Current time:0:00Total duration:2:59

# Evaluating definite integral with calculator

## Video transcript

- [Voiceover] In the last
video, we tried to find the area of the region, I
guess this combined area between the blue and this
orange, the area, I guess the overlap between these two
circles and we came up with nine pi minus 18 all of that over eight. What I want to do in this
video, you could have also used a typical graphing
calculator to come up with the same result, and
it would have actually evaluated the definite integral. So let's see how you do that. Now this, what I'm doing
here, you could do this for a traditional, what if
you're dealing with Cartesian coordinates, rectangular coordinates, or for polar coordinates,
cause it's really just about evaluating the definite integral. So we wanted to evaluate nine
times the definite integral from zero to pi over four
sin squared theta d theta, so how do I do that? Well I can go to second,
calculus, then I do the F N INT, that's definite integral. So let's use that function,
and then the first thing, you want to say "well, what are you taking "the definite integral of?" And we're taking the
definite integral of... Sine, actually I want
the parentheses, sine, and I could use any variable
here, as long as I'm consistent with what I'm
integrating with respect to. So I tend to use just the "x" button, because there is an "x" button, but we'll just assume that
in this case x is theta. So sine of x squared, instead
of sine of theta squared, we're once again assuming
that x is equal to theta.

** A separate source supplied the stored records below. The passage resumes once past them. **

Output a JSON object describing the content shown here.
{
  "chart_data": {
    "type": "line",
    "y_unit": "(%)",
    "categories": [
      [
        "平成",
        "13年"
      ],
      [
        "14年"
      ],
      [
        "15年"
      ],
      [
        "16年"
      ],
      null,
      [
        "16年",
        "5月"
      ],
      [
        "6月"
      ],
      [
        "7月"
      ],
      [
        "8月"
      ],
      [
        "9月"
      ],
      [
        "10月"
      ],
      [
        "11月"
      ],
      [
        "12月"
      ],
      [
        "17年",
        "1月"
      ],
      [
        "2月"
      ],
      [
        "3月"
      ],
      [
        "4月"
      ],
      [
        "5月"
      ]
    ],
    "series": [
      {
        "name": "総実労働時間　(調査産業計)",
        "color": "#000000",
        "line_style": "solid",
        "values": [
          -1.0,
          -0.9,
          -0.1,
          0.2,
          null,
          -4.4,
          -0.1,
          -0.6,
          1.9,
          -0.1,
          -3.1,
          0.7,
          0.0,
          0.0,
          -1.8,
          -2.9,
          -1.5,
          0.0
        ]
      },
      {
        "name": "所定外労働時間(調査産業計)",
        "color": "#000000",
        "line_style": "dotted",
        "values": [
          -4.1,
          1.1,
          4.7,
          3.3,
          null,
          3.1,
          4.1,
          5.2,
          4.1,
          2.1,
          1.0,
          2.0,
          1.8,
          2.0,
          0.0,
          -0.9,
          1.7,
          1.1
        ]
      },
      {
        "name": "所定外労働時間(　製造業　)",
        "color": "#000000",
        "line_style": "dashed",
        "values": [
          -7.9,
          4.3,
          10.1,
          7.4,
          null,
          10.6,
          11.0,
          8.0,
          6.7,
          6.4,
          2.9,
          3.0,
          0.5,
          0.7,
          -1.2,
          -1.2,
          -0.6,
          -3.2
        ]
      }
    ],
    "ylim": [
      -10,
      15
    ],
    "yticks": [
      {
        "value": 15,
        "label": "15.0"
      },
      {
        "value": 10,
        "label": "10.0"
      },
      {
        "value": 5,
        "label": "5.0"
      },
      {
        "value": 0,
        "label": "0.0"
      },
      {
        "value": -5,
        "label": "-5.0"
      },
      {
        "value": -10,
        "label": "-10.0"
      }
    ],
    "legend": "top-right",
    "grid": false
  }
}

And then the next one, you specify, "Well what's the variable you're taking "the integral with respect to?" In this case it's x, if
we'd put in a theta here then we would want to put
a theta there as well. And then you want the
bounds of integration, and you should assume
that your calculator, or if you're doing this,
if you're in radiant mode, or if you're dealing with
radiants, you should assume you're in radiant mode, I just
did before I evaluated this. We're going between zero and pi over four. Zero and pi over four. And then, we get... So we get this number, and then we wanted to
multiply it times nine. So my previous answer times nine. If I just press times, it does this, "Previous answer times" nine, is equal to this number, one point two eight four two nine. So let's verify that
that's the same exact value we got when we actually
evaluated the integral by hand. So if we take nine, nine pi
minus 18 divided by eight, divided by eight, what do we get? We get the exact same value. So anyway, hopefully that's satisfying, that we got the same value either way, and a little exposure for
how you might be able to evaluate some integrals
using a calculator, which can be useful
when you can't actually evaluate them analytically.